Let’s face it- putting up that amount of money for something you don’t absolutely need can be a difficult feat.  As it turns out, you’re not alone.  According to a national survey in the Journal of Consumer Research 3 years ago, penny-pinchers outnumber spendthrifts three to one.

young woman with shopping and money

However, living in a perpetual state of money-saving and not treating yourself to the benefits of your hard work on occasion can be just as damaging to your happiness as worries over savings can be! So how can you manage to find a happy balance between saving and spending? On this National Splurge Day, we have 4 occasions when splurging is OK!


  1. A Good Deal

  • Remember those perfect shoes we mentioned earlier? If you see them go on sale or find a coupon online, go for it, even if it’s a little more than you’d normally spend! This is especially true if you’ve been on the fence about them for a while- the satisfaction of wanting them for months, combined with the savings you scored will make you feel doubly good about the purchase.

  • If something that you buy and use frequently has a bulk deal, go for it! It’s a little more money up front, but the savings in the long run will be worth it.



  1. An Investment in Your Career

  • That big industry conference that only comes once a year? Go ahead and attend. The knowledge you’ll gain and the connections you can make are priceless.

  • Continual education, whether just taking a class to help you brush up on a skill or going back to school for a higher degree, is always a solid investment in your future.

  • If you’re confident your investment will pay for itself in the form of higher earnings or opportunities, it could be worth the price tag.



  1. Memorable Occasions

  • Take the financial plunge on opportunities that will strengthen important relationships in your life- a family vacation or a visit back home are great examples.

  • Vacations may use a significant amount of money depending on the location, but the experiences and memories will last a lifetime.

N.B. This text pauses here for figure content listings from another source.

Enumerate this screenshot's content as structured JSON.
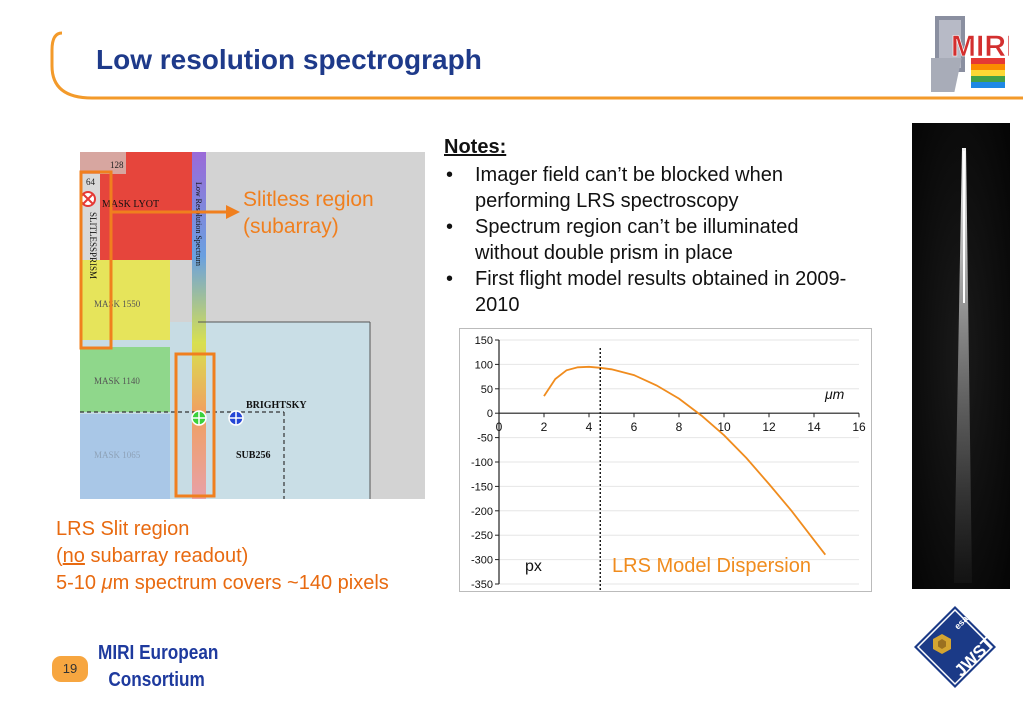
{
  "slide": {
    "title": "Low resolution spectrograph",
    "page_number": "19",
    "footer": {
      "line1": "MIRI European",
      "line2": "Consortium"
    }
  },
  "logos": {
    "miri_text": "MIRI",
    "jwst_text": "JWST",
    "esa_text": "esa"
  },
  "focal_plane": {
    "labels": {
      "n128": "128",
      "n64": "64",
      "mask_lyot": "MASK LYOT",
      "slitless_prism": "SLITLESSPRISM",
      "mask_550": "MASK 1550",
      "mask_140": "MASK 1140",
      "mask_065": "MASK 1065",
      "brightsky": "BRIGHTSKY",
      "sub256": "SUB256",
      "lrs_spectrum": "Low Resolution Spectrum"
    },
    "colors": {
      "mask_lyot": "#e8453c",
      "mask_550": "#e7e65a",
      "mask_140": "#8fd68a",
      "mask_065": "#a6c5e6",
      "brightsky": "#c6dde6",
      "highlight": "#f07f1e"
    }
  },
  "annotations": {
    "slitless_line1": "Slitless region",
    "slitless_line2": "(subarray)",
    "slit_line1": "LRS Slit region",
    "slit_line2_prefix": "(",
    "slit_line2_underlined": "no",
    "slit_line2_suffix": " subarray readout)",
    "slit_line3_pre": "5-10 ",
    "slit_line3_unit": "μ",
    "slit_line3_post": "m spectrum covers ~140 pixels"
  },
  "notes": {
    "title": "Notes:",
    "bullet": "•",
    "items": [
      "Imager field can’t be blocked when performing LRS spectroscopy",
      "Spectrum region can’t be illuminated without double prism in place",
      "First flight model results obtained in 2009-2010"
    ]
  },
  "chart_data": {
    "type": "line",
    "annotation": "LRS Model Dispersion",
    "xlabel": "μm",
    "ylabel": "px",
    "xlim": [
      0,
      16
    ],
    "ylim": [
      -350,
      150
    ],
    "xticks": [
      0,
      2,
      4,
      6,
      8,
      10,
      12,
      14,
      16
    ],
    "yticks": [
      150,
      100,
      50,
      0,
      -50,
      -100,
      -150,
      -200,
      -250,
      -300,
      -350
    ],
    "grid": true,
    "vertical_marker_x": 4.5,
    "line_color": "#f08c1e",
    "series": [
      {
        "x": [
          2,
          2.5,
          3,
          3.5,
          4,
          4.5,
          5,
          6,
          7,
          8,
          9,
          10,
          11,
          12,
          13,
          14,
          14.5
        ],
        "values": [
          35,
          70,
          88,
          94,
          95,
          93,
          90,
          78,
          57,
          30,
          -5,
          -45,
          -92,
          -145,
          -200,
          -260,
          -290
        ]
      }
    ]
  }
}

  • Many studies have shown that taking time off work helps to rejuvenate you and will help you come back to work even stronger.



  1. Things That Will Actually Be Used

  • Be strategic- before you buy anything, think about how often you’ll actually use it. If you buy something pricier but use it daily, or even just a few times a week, compared to buying a cheaper alternative that almost never gets used, the price-per-use of the pricier item will be significantly lower over time.

  • We should all be splurging on products that we constantly use. The higher up-front price generally means better quality, and thus less money spent on repairs or replacements later on. For many of us, this means smartphones, computers, and cars.

  • Strategic splurging on quality products can make your life better, more productive, and save you money in the long run.